**8 марта, 2024 года**
Когда Дима исчез, будто сквозь землю провалился, я будто в тумане ходила. Забрал все наши накопления — те самые рубли, что откладывали на квартиру в Новосибирске. Оставил меня в съёмной однушке на окраине, с крохотной Катей на руках и пустым кошельком. Даже мать моя, Наталья Петровна, отмахнулась: «Места нет, Алёнка, ты ж знаешь — брат с семьёй у меня ютится».

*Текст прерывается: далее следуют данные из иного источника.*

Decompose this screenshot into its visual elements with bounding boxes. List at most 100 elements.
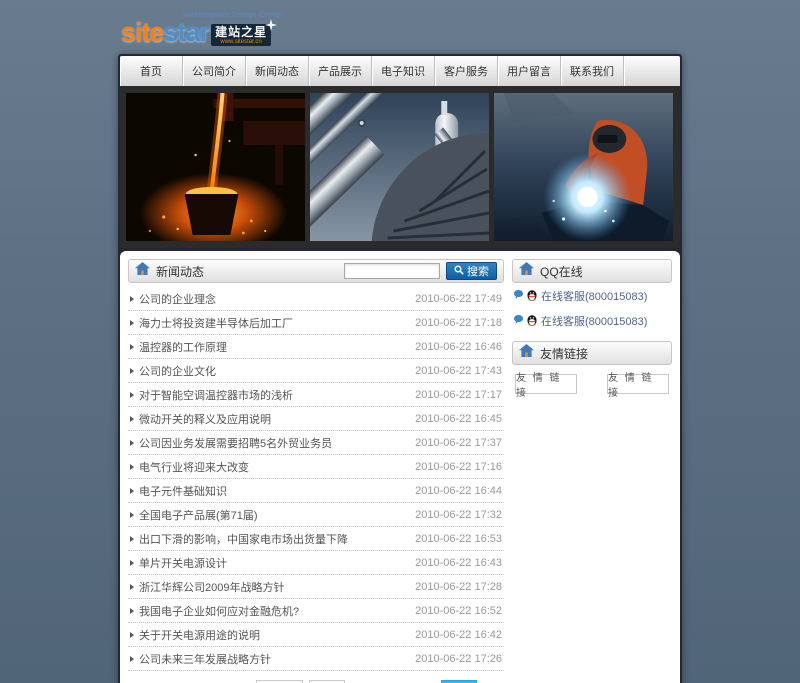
news-list-item[interactable]: 公司的企业理念 2010-06-22 17:49 bbox=[128, 287, 504, 311]
qq-section-title: QQ在线 bbox=[540, 263, 583, 280]
news-list-item[interactable]: 出口下滑的影响，中国家电市场出货量下降 2010-06-22 16:53 bbox=[128, 527, 504, 551]
qq-service-label: 在线客服(800015083) bbox=[541, 288, 647, 304]
news-item-title: 公司未来三年发展战略方针 bbox=[139, 651, 407, 667]
news-item-title: 对于智能空调温控器市场的浅析 bbox=[139, 387, 407, 403]
news-item-date: 2010-06-22 17:49 bbox=[415, 293, 502, 305]
news-item-date: 2010-06-22 17:43 bbox=[415, 365, 502, 377]
news-list-item[interactable]: 全国电子产品展(第71届) 2010-06-22 17:32 bbox=[128, 503, 504, 527]
qq-service-link[interactable]: 在线客服(800015083) bbox=[512, 308, 672, 333]
news-list: 公司的企业理念 2010-06-22 17:49 海力士将投资建半导体后加工厂 … bbox=[128, 287, 504, 671]
bullet-arrow-icon bbox=[130, 560, 134, 566]
qq-penguin-icon bbox=[526, 314, 538, 329]
news-item-date: 2010-06-22 16:53 bbox=[415, 533, 502, 545]
news-list-item[interactable]: 电子元件基础知识 2010-06-22 16:44 bbox=[128, 479, 504, 503]
bullet-arrow-icon bbox=[130, 440, 134, 446]
content-panel: 新闻动态 搜索 公司的企业理念 bbox=[120, 251, 680, 683]
search-icon bbox=[454, 265, 464, 278]
bullet-arrow-icon bbox=[130, 512, 134, 518]
bullet-arrow-icon bbox=[130, 416, 134, 422]
home-icon bbox=[519, 344, 534, 362]
friend-link[interactable]: 友 情 链 接 bbox=[607, 374, 669, 394]
friend-link[interactable]: 友 情 链 接 bbox=[515, 374, 577, 394]
header: Webtemplate Design Center sitestar 建站之星 … bbox=[118, 8, 682, 54]
news-list-item[interactable]: 海力士将投资建半导体后加工厂 2010-06-22 17:18 bbox=[128, 311, 504, 335]
news-item-title: 电气行业将迎来大改变 bbox=[139, 459, 407, 475]
nav-item[interactable]: 电子知识 bbox=[372, 56, 435, 86]
news-item-date: 2010-06-22 17:37 bbox=[415, 437, 502, 449]
news-list-item[interactable]: 微动开关的释义及应用说明 2010-06-22 16:45 bbox=[128, 407, 504, 431]
news-item-title: 浙江华辉公司2009年战略方针 bbox=[139, 579, 407, 595]
logo-badge: 建站之星 www.sitestar.cn bbox=[211, 24, 271, 46]
news-list-item[interactable]: 电气行业将迎来大改变 2010-06-22 17:16 bbox=[128, 455, 504, 479]
nav-item[interactable]: 公司简介 bbox=[183, 56, 246, 86]
news-list-item[interactable]: 关于开关电源用途的说明 2010-06-22 16:42 bbox=[128, 623, 504, 647]
news-list-item[interactable]: 单片开关电源设计 2010-06-22 16:43 bbox=[128, 551, 504, 575]
nav-item[interactable]: 联系我们 bbox=[561, 56, 624, 86]
news-item-date: 2010-06-22 16:43 bbox=[415, 557, 502, 569]
news-list-item[interactable]: 公司因业务发展需要招聘5名外贸业务员 2010-06-22 17:37 bbox=[128, 431, 504, 455]
nav-item[interactable]: 客户服务 bbox=[435, 56, 498, 86]
bullet-arrow-icon bbox=[130, 584, 134, 590]
bullet-arrow-icon bbox=[130, 632, 134, 638]
site-logo[interactable]: Webtemplate Design Center sitestar 建站之星 … bbox=[121, 12, 283, 46]
links-section-title: 友情链接 bbox=[540, 345, 588, 362]
news-list-item[interactable]: 温控器的工作原理 2010-06-22 16:46 bbox=[128, 335, 504, 359]
news-list-item[interactable]: 浙江华辉公司2009年战略方针 2010-06-22 17:28 bbox=[128, 575, 504, 599]
news-item-date: 2010-06-22 16:42 bbox=[415, 629, 502, 641]
bullet-arrow-icon bbox=[130, 488, 134, 494]
search-input[interactable] bbox=[344, 263, 440, 279]
logo-badge-url: www.sitestar.cn bbox=[215, 39, 267, 45]
banner-photo-foundry bbox=[126, 93, 305, 241]
news-header-bar: 新闻动态 搜索 bbox=[128, 259, 504, 283]
search-button[interactable]: 搜索 bbox=[446, 262, 497, 280]
news-list-item[interactable]: 我国电子企业如何应对金融危机? 2010-06-22 16:52 bbox=[128, 599, 504, 623]
nav-filler bbox=[624, 56, 680, 86]
qq-penguin-icon bbox=[526, 289, 538, 304]
news-list-item[interactable]: 公司未来三年发展战略方针 2010-06-22 17:26 bbox=[128, 647, 504, 671]
chat-bubble-icon bbox=[514, 315, 523, 327]
qq-list: 在线客服(800015083) 在线客服(800015083) bbox=[512, 283, 672, 333]
news-item-title: 关于开关电源用途的说明 bbox=[139, 627, 407, 643]
home-icon bbox=[519, 262, 534, 280]
news-item-date: 2010-06-22 17:16 bbox=[415, 461, 502, 473]
bullet-arrow-icon bbox=[130, 536, 134, 542]
chat-bubble-icon bbox=[514, 290, 523, 302]
page: Webtemplate Design Center sitestar 建站之星 … bbox=[118, 8, 682, 683]
news-item-title: 单片开关电源设计 bbox=[139, 555, 407, 571]
logo-wordmark: sitestar bbox=[121, 19, 209, 46]
news-item-date: 2010-06-22 16:45 bbox=[415, 413, 502, 425]
news-section-title: 新闻动态 bbox=[156, 263, 204, 280]
news-item-date: 2010-06-22 17:28 bbox=[415, 581, 502, 593]
news-item-title: 海力士将投资建半导体后加工厂 bbox=[139, 315, 407, 331]
nav-item[interactable]: 产品展示 bbox=[309, 56, 372, 86]
nav-item[interactable]: 首页 bbox=[120, 56, 183, 86]
main-shell: 首页 公司简介 新闻动态 产品展示 电子知识 客户服务 用户留言 联系我们 /*… bbox=[118, 54, 682, 683]
news-item-date: 2010-06-22 17:26 bbox=[415, 653, 502, 665]
news-item-date: 2010-06-22 17:18 bbox=[415, 317, 502, 329]
banner bbox=[120, 86, 680, 248]
banner-photo-pipes bbox=[310, 93, 489, 241]
bullet-arrow-icon bbox=[130, 296, 134, 302]
main-nav: 首页 公司简介 新闻动态 产品展示 电子知识 客户服务 用户留言 联系我们 bbox=[120, 56, 680, 86]
friend-links: 友 情 链 接 友 情 链 接 bbox=[512, 365, 672, 394]
news-item-date: 2010-06-22 17:17 bbox=[415, 389, 502, 401]
news-item-title: 全国电子产品展(第71届) bbox=[139, 507, 407, 523]
news-item-date: 2010-06-22 17:32 bbox=[415, 509, 502, 521]
news-item-date: 2010-06-22 16:46 bbox=[415, 341, 502, 353]
news-list-item[interactable]: 公司的企业文化 2010-06-22 17:43 bbox=[128, 359, 504, 383]
news-item-title: 出口下滑的影响，中国家电市场出货量下降 bbox=[139, 531, 407, 547]
bullet-arrow-icon bbox=[130, 320, 134, 326]
news-item-title: 电子元件基础知识 bbox=[139, 483, 407, 499]
qq-service-link[interactable]: 在线客服(800015083) bbox=[512, 283, 672, 308]
qq-header-bar: QQ在线 bbox=[512, 259, 672, 283]
bullet-arrow-icon bbox=[130, 344, 134, 350]
sparkle-icon bbox=[265, 19, 277, 35]
news-item-title: 微动开关的释义及应用说明 bbox=[139, 411, 407, 427]
news-item-title: 公司的企业理念 bbox=[139, 291, 407, 307]
news-list-item[interactable]: 对于智能空调温控器市场的浅析 2010-06-22 17:17 bbox=[128, 383, 504, 407]
news-item-title: 公司因业务发展需要招聘5名外贸业务员 bbox=[139, 435, 407, 451]
news-item-title: 温控器的工作原理 bbox=[139, 339, 407, 355]
nav-item[interactable]: 用户留言 bbox=[498, 56, 561, 86]
nav-item[interactable]: 新闻动态 bbox=[246, 56, 309, 86]
news-item-title: 我国电子企业如何应对金融危机? bbox=[139, 603, 407, 619]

А потом в дверь постучали.
Открываю — стоит Валентина Семёновна, свекровь. Та самая, что раньше косилась на меня, будто я паучихой прикинулась, чтобы её «сыночка» в сети запутать. Готова была к упрёкам, к «я же говорила». Но она просто шагнула вперёд, взяла Катю на руки и буркнула:
— Собирай чемоданы. Жить будете у меня.
— Да мы как-нибудь… — начала я.
— Молчи, — перебила она. — Моя кровь — моя забота.
И вот мы в её хрущёвке в Люберцах. Она отдала нам зал — единственную светлую комнату, сама ютится в бывшей кладовке. Вечером выставила на стол гречку с тушёнкой, строго так цокнула ложкой:
— Ешь. Молока у тебя мало — видно сразу. Завтра борщ сварю. Ребёнку — отдельно, купила пюре «ФрутоНяня».

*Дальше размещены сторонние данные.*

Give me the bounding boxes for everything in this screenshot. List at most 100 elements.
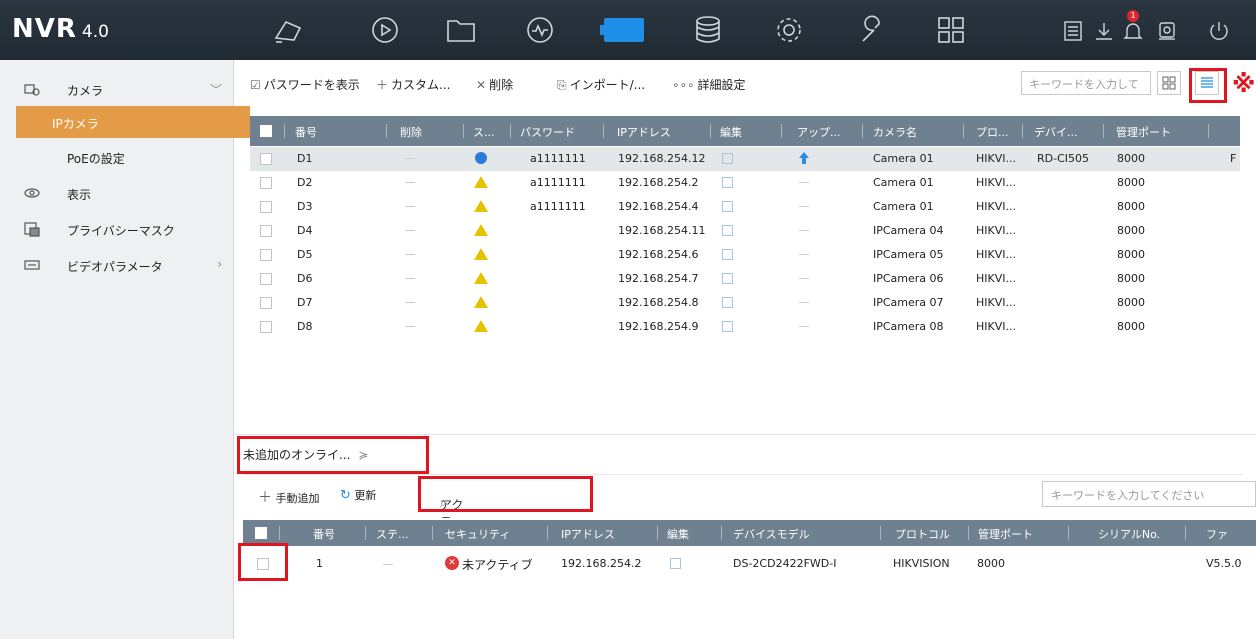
edit-icon[interactable] <box>722 297 733 308</box>
alarm-icon[interactable] <box>1122 20 1144 42</box>
row-checkbox[interactable] <box>260 225 272 237</box>
power-icon[interactable] <box>1208 20 1230 42</box>
col-status[interactable]: ス... <box>473 124 495 140</box>
col2-security[interactable]: セキュリティ <box>445 526 510 542</box>
col-password[interactable]: パスワード <box>520 124 575 140</box>
warning-icon <box>474 320 488 332</box>
eye-icon <box>24 188 40 198</box>
edit-icon[interactable] <box>722 321 733 332</box>
sidebar-item-display[interactable]: 表示 <box>0 176 234 210</box>
col2-firmware[interactable]: ファ <box>1206 526 1228 542</box>
row-checkbox[interactable] <box>260 177 272 189</box>
col2-device-model[interactable]: デバイスモデル <box>733 526 810 542</box>
lock-icon[interactable] <box>1156 20 1178 42</box>
chevron-right-icon: › <box>217 257 222 271</box>
row-checkbox[interactable] <box>260 249 272 261</box>
playback-icon[interactable] <box>369 14 401 46</box>
table-row[interactable]: D3 a1111111 192.168.254.4 Camera 01 HIKVI...… <box>250 195 1240 219</box>
table-row[interactable]: D1 a1111111 192.168.254.12 Camera 01 HIKVI..… <box>250 147 1240 171</box>
details-button[interactable]: ∘∘∘ 詳細設定 <box>672 76 746 93</box>
online-device-row[interactable]: 1 ✕ 未アクティブ 192.168.254.2 DS-2CD2422FWD-I… <box>243 549 1256 579</box>
col-management-port[interactable]: 管理ポート <box>1116 124 1171 140</box>
highlight-row-checkbox <box>238 543 288 581</box>
col2-ip-address[interactable]: IPアドレス <box>561 526 615 542</box>
grid-icon[interactable] <box>935 14 967 46</box>
system-settings-icon[interactable] <box>773 14 805 46</box>
smart-analysis-icon[interactable] <box>524 14 556 46</box>
sidebar-item-camera[interactable]: カメラ ﹀ <box>0 72 234 106</box>
lower-divider <box>243 474 1243 475</box>
col-protocol[interactable]: プロ... <box>976 124 1009 140</box>
col-ip-address[interactable]: IPアドレス <box>617 124 671 140</box>
col-edit[interactable]: 編集 <box>720 124 742 140</box>
edit-icon[interactable] <box>722 177 733 188</box>
camera-config-icon[interactable] <box>600 16 648 44</box>
select-all-checkbox[interactable] <box>260 125 272 137</box>
grid-view-button[interactable] <box>1157 71 1181 95</box>
custom-add-button[interactable]: ＋カスタム... <box>376 76 450 93</box>
col2-status[interactable]: ステ... <box>376 526 409 542</box>
table-row[interactable]: D5 192.168.254.6 IPCamera 05 HIKVI... 8000 <box>250 243 1240 267</box>
table-row[interactable]: D8 192.168.254.9 IPCamera 08 HIKVI... 8000 <box>250 315 1240 339</box>
highlight-list-view <box>1189 68 1227 103</box>
col-device-model[interactable]: デバイ... <box>1034 124 1078 140</box>
table-row[interactable]: D6 192.168.254.7 IPCamera 06 HIKVI... 8000 <box>250 267 1240 291</box>
col-camera-name[interactable]: カメラ名 <box>873 124 917 140</box>
manual-add-button[interactable]: ＋ 手動追加 <box>258 487 320 507</box>
col2-protocol[interactable]: プロトコル <box>895 526 950 542</box>
delete-button[interactable]: ✕ 削除 <box>476 76 513 93</box>
camera-mode-icon[interactable] <box>272 14 304 46</box>
table-row[interactable]: D4 192.168.254.11 IPCamera 04 HIKVI... 8000 <box>250 219 1240 243</box>
import-button[interactable]: ⎘ インポート/... <box>557 76 645 93</box>
storage-icon[interactable] <box>692 14 724 46</box>
row-checkbox[interactable] <box>260 321 272 333</box>
online-keyword-search-input[interactable]: キーワードを入力してください <box>1042 481 1256 507</box>
col2-management-port[interactable]: 管理ポート <box>978 526 1033 542</box>
privacy-mask-icon <box>24 222 40 237</box>
sidebar-item-ip-camera[interactable]: IPカメラ <box>16 106 250 138</box>
row-checkbox[interactable] <box>260 153 272 165</box>
col2-edit[interactable]: 編集 <box>667 526 689 542</box>
panel-divider <box>234 434 1256 435</box>
table-row[interactable]: D7 192.168.254.8 IPCamera 07 HIKVI... 8000 <box>250 291 1240 315</box>
highlight-online-devices <box>237 436 429 474</box>
edit-icon[interactable] <box>670 558 681 569</box>
row-checkbox[interactable] <box>260 201 272 213</box>
maintenance-icon[interactable] <box>857 14 889 46</box>
row-checkbox[interactable] <box>260 273 272 285</box>
warning-icon <box>474 224 488 236</box>
edit-icon[interactable] <box>722 249 733 260</box>
col-delete[interactable]: 削除 <box>400 124 422 140</box>
warning-icon <box>474 248 488 260</box>
row-checkbox[interactable] <box>260 297 272 309</box>
plus-icon: ＋ <box>376 78 389 92</box>
refresh-button[interactable]: ↻ 更新 <box>340 487 376 503</box>
table-row[interactable]: D2 a1111111 192.168.254.2 Camera 01 HIKVI...… <box>250 171 1240 195</box>
refresh-icon: ↻ <box>340 488 351 503</box>
sidebar: カメラ ﹀ IPカメラ PoEの設定 表示 プライバシーマスク ビデオパラメータ… <box>0 60 250 639</box>
sidebar-item-poe[interactable]: PoEの設定 <box>0 140 234 174</box>
highlight-activate <box>418 476 593 512</box>
edit-icon[interactable] <box>722 201 733 212</box>
checkbox-icon: ☑ <box>250 78 261 92</box>
col2-serial-no[interactable]: シリアルNo. <box>1098 526 1160 542</box>
sidebar-item-privacy-mask[interactable]: プライバシーマスク <box>0 212 234 246</box>
camera-menu-icon <box>24 84 40 96</box>
col-upgrade[interactable]: アップ... <box>797 124 841 140</box>
keyword-search-input[interactable]: キーワードを入力して <box>1021 71 1151 95</box>
file-icon[interactable] <box>445 14 477 46</box>
warning-icon <box>474 200 488 212</box>
online-select-all-checkbox[interactable] <box>255 527 267 539</box>
download-icon[interactable] <box>1093 20 1115 42</box>
sidebar-item-video-params[interactable]: ビデオパラメータ › <box>0 248 234 282</box>
col2-number[interactable]: 番号 <box>313 526 335 542</box>
col-number[interactable]: 番号 <box>295 124 317 140</box>
edit-icon[interactable] <box>722 153 733 164</box>
plus-icon: ＋ <box>258 490 272 506</box>
upgrade-icon[interactable] <box>798 151 810 165</box>
show-password-checkbox[interactable]: ☑ パスワードを表示 <box>250 76 360 93</box>
log-icon[interactable] <box>1062 20 1084 42</box>
warning-icon <box>474 272 488 284</box>
edit-icon[interactable] <box>722 273 733 284</box>
edit-icon[interactable] <box>722 225 733 236</box>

Я расплакалась. Она вздохнула, обняла меня за плечи:
— Ну чего ревёшь-то? Мужики — они как трамваи: один ушёл — другой приедет. Моего-то Витьку тоже чёрт унёс, когда Диме три года было. Тяжело? Ещё как. Но не одной же тебе.
Шесть лет прошло. Валентина Семёновна научила Катю читать, заплетать косички «как у царевны», а меня — печь пироги с капустой, «чтоб новый муж не сбежал». На моей второй свадьбе она сидела во главе стола — в голубом платье, с бантами, будто сама замуж выходила.
Теперь Катя в третьем классе, а у меня под сердцем — Серёжка. Свекровь каждый вечер тычет в живот пальцем: «Ну когда уже, а? Будет богатырь — в деда, крепкий!»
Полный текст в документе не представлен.